The next thing he knew, he was standing before the Pearly Gates, where Saint Peter said to him, “Welcome Harold, you died in your sleep”.
Harold was stunned.
“I’m dead? No, I can’t be! I’ve got too much to live for. Send me back! Please can you send me back?”
Saint Peter told him, “I’m sorry Harold, but there’s only one way you can go back, and that is as a chicken”.
Well, Harold was devastated, but begged Saint Peter to send him to a farm near his home.

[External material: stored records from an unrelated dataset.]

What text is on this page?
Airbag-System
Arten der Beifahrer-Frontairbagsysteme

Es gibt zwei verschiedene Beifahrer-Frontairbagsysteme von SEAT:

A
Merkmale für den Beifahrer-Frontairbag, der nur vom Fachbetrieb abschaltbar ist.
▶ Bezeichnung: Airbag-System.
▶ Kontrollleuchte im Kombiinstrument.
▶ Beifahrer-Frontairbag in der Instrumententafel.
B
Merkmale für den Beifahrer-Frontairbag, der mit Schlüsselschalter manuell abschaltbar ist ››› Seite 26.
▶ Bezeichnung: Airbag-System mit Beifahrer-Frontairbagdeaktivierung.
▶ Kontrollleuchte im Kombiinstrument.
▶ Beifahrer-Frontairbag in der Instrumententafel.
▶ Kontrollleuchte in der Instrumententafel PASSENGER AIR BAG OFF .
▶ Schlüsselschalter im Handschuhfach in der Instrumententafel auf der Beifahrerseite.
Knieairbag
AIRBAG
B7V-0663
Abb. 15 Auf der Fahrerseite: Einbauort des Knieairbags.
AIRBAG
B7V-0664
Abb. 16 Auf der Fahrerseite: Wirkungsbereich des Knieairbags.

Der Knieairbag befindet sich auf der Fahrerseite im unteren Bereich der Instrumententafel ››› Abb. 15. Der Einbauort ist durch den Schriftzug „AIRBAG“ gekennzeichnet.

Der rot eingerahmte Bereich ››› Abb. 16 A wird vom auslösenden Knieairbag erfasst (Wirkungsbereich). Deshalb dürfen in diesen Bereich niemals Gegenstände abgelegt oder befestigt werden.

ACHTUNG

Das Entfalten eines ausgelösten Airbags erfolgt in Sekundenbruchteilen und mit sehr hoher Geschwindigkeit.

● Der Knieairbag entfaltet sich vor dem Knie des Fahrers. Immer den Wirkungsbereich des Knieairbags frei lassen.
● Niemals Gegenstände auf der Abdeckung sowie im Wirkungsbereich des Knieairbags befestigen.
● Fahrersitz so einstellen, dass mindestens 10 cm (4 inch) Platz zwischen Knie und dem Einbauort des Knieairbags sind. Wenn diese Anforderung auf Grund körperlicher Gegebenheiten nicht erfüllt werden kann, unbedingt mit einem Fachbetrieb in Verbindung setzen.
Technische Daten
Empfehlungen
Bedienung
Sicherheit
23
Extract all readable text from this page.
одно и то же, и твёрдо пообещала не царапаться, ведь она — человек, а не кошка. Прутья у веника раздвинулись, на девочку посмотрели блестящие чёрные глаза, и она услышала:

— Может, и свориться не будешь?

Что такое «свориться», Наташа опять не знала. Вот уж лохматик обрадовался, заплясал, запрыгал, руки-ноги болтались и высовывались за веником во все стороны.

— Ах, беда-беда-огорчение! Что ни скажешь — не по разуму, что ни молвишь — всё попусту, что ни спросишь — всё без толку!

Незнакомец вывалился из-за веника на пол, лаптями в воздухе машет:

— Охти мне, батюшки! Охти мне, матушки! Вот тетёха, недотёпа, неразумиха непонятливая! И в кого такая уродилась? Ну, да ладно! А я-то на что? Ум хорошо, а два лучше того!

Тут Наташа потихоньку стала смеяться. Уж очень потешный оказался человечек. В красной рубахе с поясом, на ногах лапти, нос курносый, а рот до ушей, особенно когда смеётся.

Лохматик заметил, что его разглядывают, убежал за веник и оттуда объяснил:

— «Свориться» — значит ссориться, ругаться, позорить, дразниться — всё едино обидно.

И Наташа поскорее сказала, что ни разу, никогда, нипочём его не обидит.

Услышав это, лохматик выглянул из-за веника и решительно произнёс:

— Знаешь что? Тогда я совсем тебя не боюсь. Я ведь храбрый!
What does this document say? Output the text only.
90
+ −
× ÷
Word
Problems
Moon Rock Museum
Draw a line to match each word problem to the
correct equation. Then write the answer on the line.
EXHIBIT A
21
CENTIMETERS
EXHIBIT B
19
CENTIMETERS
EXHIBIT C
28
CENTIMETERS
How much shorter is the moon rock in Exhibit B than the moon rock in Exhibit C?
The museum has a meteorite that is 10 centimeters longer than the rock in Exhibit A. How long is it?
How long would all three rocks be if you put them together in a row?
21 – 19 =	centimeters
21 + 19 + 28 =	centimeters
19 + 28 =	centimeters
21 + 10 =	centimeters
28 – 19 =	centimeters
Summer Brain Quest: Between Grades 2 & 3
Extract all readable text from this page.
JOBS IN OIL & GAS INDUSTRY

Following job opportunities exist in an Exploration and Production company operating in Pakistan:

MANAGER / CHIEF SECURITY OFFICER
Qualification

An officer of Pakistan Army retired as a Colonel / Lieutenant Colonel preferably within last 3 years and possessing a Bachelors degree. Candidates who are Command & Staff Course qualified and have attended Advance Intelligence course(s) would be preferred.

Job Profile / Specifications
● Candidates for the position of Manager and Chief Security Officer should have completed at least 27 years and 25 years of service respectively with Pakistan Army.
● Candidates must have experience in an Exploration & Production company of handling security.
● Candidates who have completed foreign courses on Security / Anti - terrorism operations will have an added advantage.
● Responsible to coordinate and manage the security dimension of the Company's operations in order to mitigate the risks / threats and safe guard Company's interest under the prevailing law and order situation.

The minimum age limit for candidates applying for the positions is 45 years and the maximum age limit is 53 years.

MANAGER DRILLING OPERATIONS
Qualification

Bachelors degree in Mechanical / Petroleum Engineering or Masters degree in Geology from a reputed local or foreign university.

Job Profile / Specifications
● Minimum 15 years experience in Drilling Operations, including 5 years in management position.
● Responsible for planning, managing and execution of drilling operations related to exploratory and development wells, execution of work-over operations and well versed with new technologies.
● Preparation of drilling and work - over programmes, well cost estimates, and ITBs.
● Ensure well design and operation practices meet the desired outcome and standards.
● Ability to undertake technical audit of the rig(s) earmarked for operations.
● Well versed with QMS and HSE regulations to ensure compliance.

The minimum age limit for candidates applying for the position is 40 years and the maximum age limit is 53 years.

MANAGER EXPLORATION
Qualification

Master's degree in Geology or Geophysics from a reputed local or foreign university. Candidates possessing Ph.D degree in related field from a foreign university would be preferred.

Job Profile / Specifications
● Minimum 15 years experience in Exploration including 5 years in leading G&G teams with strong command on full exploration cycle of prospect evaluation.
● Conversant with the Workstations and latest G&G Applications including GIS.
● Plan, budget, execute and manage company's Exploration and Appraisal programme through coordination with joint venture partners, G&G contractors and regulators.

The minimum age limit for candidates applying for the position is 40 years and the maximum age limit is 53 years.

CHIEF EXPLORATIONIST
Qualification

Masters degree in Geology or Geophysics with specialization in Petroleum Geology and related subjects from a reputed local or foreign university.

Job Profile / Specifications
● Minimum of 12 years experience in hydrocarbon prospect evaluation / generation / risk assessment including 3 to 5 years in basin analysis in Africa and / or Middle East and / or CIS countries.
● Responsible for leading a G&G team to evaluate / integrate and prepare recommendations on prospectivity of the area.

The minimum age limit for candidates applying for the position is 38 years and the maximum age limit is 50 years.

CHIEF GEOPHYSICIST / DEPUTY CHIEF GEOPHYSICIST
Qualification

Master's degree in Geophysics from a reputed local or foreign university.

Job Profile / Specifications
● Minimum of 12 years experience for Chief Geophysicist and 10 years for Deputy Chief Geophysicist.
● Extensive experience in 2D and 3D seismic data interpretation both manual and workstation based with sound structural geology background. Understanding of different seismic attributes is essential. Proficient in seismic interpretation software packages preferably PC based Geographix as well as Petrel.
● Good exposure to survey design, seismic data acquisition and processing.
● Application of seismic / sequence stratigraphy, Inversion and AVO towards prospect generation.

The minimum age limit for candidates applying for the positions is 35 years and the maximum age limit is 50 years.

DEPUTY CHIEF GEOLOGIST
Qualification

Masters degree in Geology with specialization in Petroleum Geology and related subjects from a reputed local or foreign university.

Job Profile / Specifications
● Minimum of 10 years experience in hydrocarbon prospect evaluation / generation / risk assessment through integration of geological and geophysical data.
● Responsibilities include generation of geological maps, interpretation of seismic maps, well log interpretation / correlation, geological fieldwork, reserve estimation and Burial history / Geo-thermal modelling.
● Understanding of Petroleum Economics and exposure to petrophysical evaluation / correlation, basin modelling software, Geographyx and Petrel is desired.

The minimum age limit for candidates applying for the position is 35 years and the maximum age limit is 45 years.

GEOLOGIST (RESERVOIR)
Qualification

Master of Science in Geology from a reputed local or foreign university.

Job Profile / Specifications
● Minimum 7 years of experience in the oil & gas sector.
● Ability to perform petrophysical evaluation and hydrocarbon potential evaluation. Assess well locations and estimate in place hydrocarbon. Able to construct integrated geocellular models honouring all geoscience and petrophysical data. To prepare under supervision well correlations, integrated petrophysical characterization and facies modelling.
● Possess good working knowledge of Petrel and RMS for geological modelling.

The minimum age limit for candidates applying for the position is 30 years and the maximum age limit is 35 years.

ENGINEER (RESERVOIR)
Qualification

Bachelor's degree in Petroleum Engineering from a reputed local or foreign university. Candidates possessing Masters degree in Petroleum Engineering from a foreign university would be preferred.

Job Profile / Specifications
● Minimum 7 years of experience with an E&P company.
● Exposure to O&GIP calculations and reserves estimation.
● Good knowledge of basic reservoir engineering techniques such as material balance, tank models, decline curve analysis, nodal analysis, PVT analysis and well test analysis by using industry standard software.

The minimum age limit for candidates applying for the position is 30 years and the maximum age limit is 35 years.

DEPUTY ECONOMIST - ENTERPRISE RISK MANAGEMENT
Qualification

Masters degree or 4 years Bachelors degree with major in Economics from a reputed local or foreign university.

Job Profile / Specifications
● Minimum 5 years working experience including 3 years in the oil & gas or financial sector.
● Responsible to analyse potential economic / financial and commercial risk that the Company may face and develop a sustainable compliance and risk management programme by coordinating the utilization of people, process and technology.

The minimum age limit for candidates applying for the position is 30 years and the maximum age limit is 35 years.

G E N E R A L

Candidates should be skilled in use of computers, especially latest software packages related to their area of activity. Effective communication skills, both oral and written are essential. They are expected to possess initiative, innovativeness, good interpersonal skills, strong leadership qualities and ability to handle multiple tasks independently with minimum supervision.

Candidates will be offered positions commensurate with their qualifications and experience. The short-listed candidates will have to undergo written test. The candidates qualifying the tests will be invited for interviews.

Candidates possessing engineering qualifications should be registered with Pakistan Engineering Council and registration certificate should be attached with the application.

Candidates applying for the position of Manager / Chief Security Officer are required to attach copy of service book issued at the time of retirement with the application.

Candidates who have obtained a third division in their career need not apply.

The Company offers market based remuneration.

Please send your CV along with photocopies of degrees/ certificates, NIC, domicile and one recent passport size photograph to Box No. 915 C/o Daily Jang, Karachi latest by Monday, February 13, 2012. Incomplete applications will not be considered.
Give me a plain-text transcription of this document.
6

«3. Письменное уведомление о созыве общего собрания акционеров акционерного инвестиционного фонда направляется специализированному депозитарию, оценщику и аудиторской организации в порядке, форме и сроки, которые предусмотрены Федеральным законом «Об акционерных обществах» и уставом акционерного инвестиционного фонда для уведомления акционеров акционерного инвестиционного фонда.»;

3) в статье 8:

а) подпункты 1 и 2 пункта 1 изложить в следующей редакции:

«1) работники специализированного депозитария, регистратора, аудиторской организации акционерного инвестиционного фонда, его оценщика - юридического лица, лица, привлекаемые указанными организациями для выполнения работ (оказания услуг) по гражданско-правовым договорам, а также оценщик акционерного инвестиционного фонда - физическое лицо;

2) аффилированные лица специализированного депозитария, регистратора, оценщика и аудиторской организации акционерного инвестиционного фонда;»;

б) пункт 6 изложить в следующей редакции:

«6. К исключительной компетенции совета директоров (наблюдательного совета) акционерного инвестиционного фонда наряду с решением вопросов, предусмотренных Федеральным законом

The next thing Harold knew, he was covered with feathers, clucking and pecking at the ground.
A rooster strolled past. “So, you’re the new hen, huh? How’s your first day here?”
“Not bad”, replied Harold the hen, “but I have this strange feeling inside. Like I’m gonna explode!”
“You’re ovulating”, explained the rooster. “‘Don’t tell me you’ve never laid an egg before?”
“Never”, said Harold.
“Well, just relax and let it happen”, the rooster said. “It’s no big deal”.
So Harold relaxed, and a few uncomfortable seconds later, out popped an egg!
He was overcome with emotion as he experienced motherhood for the first time.
He soon laid another egg – his joy was overwhelming.
As he was about to lay his third egg, he felt a smack on the back of his head, and heard…..
“Lloyd, wake up! You soiled the bed!”
Getting OLD just ain’t what they said it would be !!